This week a fightback began in support of European Commission effort’s to redraw corporate governance so it promotes sustainability.
In an open letter, business luminaries such as former Unilever chief executive Paul Polman, PwC global chair Bob Moritz and International Corporate Governance Network CEO Kerrie Waring—as well as list of academics from around the world—offer their support to the Commission after a study at the heart of its current reform campaign came under a barrage of criticism.
Led by South African corporate governance icon Prof Mervyn King, the letter calls on business to back reform efforts because “incentives” at the centre of many current governance models often prevent corporate leaders from acting on sustainability issues.
“Unless and until the systems of corporate governance are reformed to reflect these challenges, they will act as countervailing forces against achieving sustainability objectives,” the letter says.
It adds: “This is not simply about business adopting sustainability reporting or strategy, but about corporate governance systems redirecting focus towards how companies create and preserve value—for themselves and their stakeholders.”
The commission’s consultation was launched in November proposing mandatory human rights due diligence and new obligations on company directors to balance the “interests of all stakeholders”.
The move followed publication of a report compiled by EY for the commission which claimed short-term thinking was still rife among business leaders in Europe.
“Short-term time horizons that fail to capture the full extent of long-term sustainability risks and impacts could amount to overwhelming environmental, social and economic consequences for companies, shareholders, investors and society at large,” the report said.
But there then came a backlash claiming EY’s report and its methodology contained “deep flaws”.
The first—and perhaps most significant—came from four Harvard academics, who argued the report confuses the definition of the problem.

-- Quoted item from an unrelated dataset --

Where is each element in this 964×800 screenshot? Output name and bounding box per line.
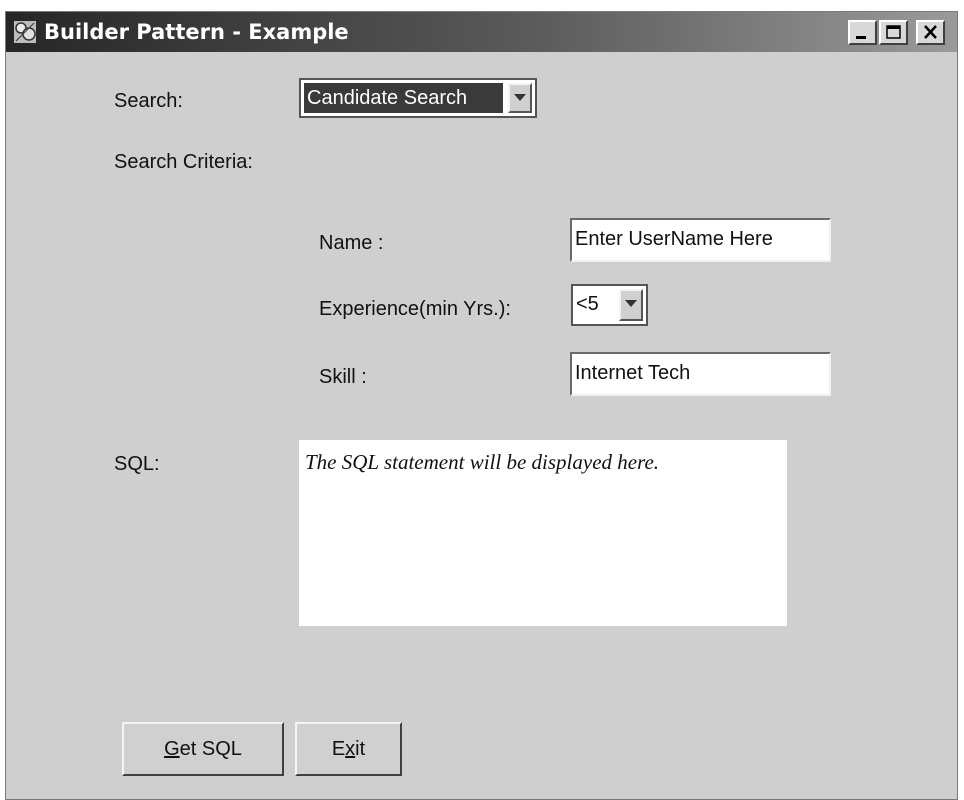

In focusing on the issue of “short-term” business thinking, they say the report “conflates” timeframes with problems stemming from “externalities” and the “distribution” of benefits. “No EU policymaker should rely on this report,” they added.
‘Now is the time for this to change’
This week Richard Howitt, a former MEP and former chief executive of the International Integrated Reporting Council, rounded on critics and offered his support for the letter’s signatories and the European Commission’s reform agenda.
“It strikes me as odd that critics seem more concerned with the methodology through which ‘short-termism’ is defined in the study, rather than its devastating consequences for our world and the action needed to change this,” he writes.
He adds: “For those of us who have advocated genuine integration of sustainability in business model, strategy and reporting, the fact that financial performance is considered a ‘first order’ issue in corporate governance while sustainability is relegated as a subsidiary concern, will always be an obstacle to success.
“As some of the world’s foremost voices in corporate governance are saying today, now is the time for this to change.”